Monticello Aug. 7. 07.
Your letters of July 31. & Aug. 5. were recieved yesterday. the ground taken, in conformity with the act of Congress, of considering, as public enemies, British armed vessels in, or entering, our waters, gives us the benefit of a system of rules, sanctioned by the practice of nations in a state of war, and consequently enabling us with certainty & satisfaction to solve the different cases which may occur in the present state of things. with these rules most officers are acquainted, & especially those old enough to have borne a part in the revolutionary war.
1. as to the enemy within our waters, intercourse, according to the usages of war, can only be by flag; and the ceremonies respecting that are usually a matter of arrangement between the adverse officers commanding in the neighborhood of each other. if no arrangement is agreed on, still the right of sending a flag is inherent in each party whose discretion will direct him to address it to the proper adverse authority, as, otherwise, it would be subject to delay or rejection. letters addressed by flag to persons in authority with the adverse power may be sent sealed, & should be delivered. but, if to others, or to their own friends happening to be within the limits of the adversary, they must be open. if innocent in the judgment of the recieving officer, courtesy requires their delivery: if otherwise, they may be destroyed or returned by him: but in a case of only suspended amity, as ours, they should be returned. letters sent from the interdicted vessels to their Consul in Norfolk must be open; and the propriety of delivering them judged of by our officer, tempering his judgment however with liberality and urbanity. those to their Minister Plenipoty. here, sealed or unsealed, should be sent to the Secretary of state without any delay. As to the demand of fugitive slaves, it was the custom during the late war, for the owner to apply to our commander for a flag, & to go himself with that, to exhibit his claim & recieve the fugitive. and with respect to Americans detained on board their ships, the application should be still, as heretofore, made through the Secretary of State, to whom proper documents are to be furnished. but without waiting for his application; the British officer, knowing them to be Americans, & freemen, cannot but feel it a duty to restore them to their liberty on their own demand.

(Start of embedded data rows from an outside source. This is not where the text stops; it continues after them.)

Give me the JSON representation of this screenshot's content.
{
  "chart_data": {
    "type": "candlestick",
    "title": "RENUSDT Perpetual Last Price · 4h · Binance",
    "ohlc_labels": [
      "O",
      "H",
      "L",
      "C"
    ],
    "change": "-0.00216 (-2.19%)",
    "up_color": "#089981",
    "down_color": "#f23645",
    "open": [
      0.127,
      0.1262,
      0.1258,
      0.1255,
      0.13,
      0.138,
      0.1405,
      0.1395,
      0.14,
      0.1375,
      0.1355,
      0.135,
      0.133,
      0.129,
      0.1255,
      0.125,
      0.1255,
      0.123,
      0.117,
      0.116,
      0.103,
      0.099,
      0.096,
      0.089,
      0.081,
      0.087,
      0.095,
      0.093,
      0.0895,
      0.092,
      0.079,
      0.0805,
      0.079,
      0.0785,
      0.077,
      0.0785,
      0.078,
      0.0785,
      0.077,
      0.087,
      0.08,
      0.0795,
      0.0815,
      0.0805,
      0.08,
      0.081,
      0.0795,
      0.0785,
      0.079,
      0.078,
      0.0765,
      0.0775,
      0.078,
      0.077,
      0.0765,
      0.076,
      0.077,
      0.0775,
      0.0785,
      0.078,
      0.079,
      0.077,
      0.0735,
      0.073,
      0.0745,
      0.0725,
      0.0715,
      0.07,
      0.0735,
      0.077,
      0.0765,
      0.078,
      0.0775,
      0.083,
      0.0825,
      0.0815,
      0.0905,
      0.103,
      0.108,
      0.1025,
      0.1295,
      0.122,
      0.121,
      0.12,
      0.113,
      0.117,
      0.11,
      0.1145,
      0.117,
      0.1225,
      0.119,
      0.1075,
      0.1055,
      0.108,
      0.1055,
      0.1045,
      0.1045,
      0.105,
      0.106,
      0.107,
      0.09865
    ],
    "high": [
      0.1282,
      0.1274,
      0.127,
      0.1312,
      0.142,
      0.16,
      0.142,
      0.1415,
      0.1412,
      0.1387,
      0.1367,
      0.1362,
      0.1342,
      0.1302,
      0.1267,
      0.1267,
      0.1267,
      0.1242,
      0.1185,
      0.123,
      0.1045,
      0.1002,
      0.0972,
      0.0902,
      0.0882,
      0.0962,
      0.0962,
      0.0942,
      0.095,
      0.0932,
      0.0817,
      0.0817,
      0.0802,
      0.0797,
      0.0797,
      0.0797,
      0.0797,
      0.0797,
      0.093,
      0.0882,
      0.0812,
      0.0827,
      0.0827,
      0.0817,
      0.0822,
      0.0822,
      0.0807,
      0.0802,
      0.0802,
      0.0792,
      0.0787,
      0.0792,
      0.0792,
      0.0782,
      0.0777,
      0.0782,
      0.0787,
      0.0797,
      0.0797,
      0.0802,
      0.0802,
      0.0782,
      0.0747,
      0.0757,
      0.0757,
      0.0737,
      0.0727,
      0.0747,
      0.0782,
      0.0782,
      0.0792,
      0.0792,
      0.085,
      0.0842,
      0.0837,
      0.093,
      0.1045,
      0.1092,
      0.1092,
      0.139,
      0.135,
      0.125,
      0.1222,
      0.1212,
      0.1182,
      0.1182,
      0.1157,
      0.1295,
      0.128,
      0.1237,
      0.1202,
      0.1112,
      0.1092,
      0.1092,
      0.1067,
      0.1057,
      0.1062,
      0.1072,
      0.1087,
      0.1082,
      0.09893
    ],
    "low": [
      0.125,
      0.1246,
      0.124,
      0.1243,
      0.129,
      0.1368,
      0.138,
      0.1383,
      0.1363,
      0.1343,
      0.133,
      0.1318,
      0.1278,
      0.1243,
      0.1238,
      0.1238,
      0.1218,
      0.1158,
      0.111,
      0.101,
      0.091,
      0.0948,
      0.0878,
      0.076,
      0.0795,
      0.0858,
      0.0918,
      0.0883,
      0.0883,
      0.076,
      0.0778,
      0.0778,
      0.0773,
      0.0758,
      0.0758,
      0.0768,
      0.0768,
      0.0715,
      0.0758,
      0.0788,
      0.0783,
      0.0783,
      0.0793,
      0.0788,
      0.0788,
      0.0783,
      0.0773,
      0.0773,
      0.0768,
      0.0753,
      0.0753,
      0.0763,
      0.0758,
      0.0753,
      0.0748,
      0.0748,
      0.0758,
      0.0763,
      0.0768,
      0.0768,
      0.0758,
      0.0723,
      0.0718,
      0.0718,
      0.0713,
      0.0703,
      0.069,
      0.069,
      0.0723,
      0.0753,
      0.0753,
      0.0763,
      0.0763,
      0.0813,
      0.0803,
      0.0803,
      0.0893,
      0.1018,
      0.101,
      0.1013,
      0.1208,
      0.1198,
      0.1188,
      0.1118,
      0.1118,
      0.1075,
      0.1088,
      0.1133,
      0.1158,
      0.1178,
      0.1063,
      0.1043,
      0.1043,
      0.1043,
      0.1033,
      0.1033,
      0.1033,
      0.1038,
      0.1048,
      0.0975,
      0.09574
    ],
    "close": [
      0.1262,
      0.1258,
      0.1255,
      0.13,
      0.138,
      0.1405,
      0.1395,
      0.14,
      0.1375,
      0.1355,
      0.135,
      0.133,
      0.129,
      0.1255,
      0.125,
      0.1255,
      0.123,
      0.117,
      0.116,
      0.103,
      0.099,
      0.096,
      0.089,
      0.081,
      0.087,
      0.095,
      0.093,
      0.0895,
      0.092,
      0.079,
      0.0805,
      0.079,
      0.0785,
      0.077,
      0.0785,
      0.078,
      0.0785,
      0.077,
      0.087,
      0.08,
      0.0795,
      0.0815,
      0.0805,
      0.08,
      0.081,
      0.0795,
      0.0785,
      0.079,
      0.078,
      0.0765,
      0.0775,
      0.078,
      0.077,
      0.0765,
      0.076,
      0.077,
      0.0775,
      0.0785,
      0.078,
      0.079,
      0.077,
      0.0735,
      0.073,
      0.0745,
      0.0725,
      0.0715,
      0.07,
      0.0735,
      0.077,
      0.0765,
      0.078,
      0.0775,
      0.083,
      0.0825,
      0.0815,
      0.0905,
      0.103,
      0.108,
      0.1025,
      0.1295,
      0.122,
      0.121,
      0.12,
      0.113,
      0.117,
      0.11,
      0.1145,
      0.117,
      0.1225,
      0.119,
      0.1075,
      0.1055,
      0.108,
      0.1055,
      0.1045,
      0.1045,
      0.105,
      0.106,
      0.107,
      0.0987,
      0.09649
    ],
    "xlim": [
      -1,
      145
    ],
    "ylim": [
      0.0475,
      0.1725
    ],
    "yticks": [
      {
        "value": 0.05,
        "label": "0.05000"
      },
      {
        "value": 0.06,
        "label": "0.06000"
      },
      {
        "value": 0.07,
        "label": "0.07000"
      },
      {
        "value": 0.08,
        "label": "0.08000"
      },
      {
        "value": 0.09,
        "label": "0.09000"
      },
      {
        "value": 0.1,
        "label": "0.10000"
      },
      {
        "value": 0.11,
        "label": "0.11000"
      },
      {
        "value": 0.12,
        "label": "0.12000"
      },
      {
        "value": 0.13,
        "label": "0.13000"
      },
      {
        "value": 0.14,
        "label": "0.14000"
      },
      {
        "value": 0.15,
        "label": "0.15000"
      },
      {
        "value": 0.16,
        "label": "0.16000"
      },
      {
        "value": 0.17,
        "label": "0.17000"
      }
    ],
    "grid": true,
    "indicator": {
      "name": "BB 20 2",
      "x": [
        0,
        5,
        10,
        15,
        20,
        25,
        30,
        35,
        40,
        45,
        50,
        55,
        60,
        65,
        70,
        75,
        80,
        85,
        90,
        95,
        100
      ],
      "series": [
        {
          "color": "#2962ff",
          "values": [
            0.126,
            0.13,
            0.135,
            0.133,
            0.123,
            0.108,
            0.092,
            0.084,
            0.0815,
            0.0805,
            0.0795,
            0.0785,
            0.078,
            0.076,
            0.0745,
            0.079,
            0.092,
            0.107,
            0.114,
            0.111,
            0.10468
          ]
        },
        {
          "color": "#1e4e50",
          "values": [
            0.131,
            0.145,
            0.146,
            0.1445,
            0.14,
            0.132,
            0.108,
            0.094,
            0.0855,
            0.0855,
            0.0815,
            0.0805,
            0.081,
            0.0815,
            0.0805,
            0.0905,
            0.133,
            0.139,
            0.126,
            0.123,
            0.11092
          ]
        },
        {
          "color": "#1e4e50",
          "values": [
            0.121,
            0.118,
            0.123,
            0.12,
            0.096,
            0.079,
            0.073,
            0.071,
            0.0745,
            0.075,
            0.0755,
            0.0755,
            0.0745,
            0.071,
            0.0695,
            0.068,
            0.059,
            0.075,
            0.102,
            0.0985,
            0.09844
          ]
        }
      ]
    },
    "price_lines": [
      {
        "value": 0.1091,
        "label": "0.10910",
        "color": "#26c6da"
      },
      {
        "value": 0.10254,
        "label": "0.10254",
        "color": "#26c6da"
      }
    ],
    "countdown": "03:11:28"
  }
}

2. As to the residue of the British nation, with whom we are as yet in peace, their persons, & vessels, unarmed, are free to come into our country without question or molestation. and even armed vessels, in distress, or charged, under due authority, with dispatches addressed to the government of the US. or it’s authorised agents, are, by a Proviso in the Proclamation, to be recieved. this exception was meant to cover the British packets coming to New York, which are generally armed, as well as to keep open, through other channels, the communication between the governments. such a vessel (as the Columbine) needs no flag, because she is not included in the interdict. her repairs & supplies are to be regulated by the collector of the port, who may permit them liberally (if no abuse be justly suspected) so far as wanted to carry her back to the port from whence she came. the articles of intercourse, stay & departure are to be specially superintended by such person as the government shall authorise and instruct.
I have thus far, in compliance with your request, stated the practice of nations so generally as to meet the cases which may arise in the neighborhood of Norfolk. in doing this, I may, in some cases, have mistaken the practice. where I have done so, I mean that my opinion shall be subject to correction from that practice. on determining that the militia should be disbanded, except so small a portion as would require only a Major to command, we concluded that so long as Capt. Decatur should remain in his present station, he should be the officer to recieve, authorize & regulate intercourse by flag, with the British squadron in the Chesapeake. he has accordingly, I expect, recieved instructions to that effect, from the Secretary of the navy; and I shall communicate to him a copy of this letter to assist him in that duty.
The Secretary at war, I presume has written to you on the appointment of a Major to command the militia retained. in your selection of the officer, I have no doubt you will be sensible of the importance of naming one of intelligence & activity, as on him we are to rely for daily information from that interesting quarter.
I salute you with friendship & respect.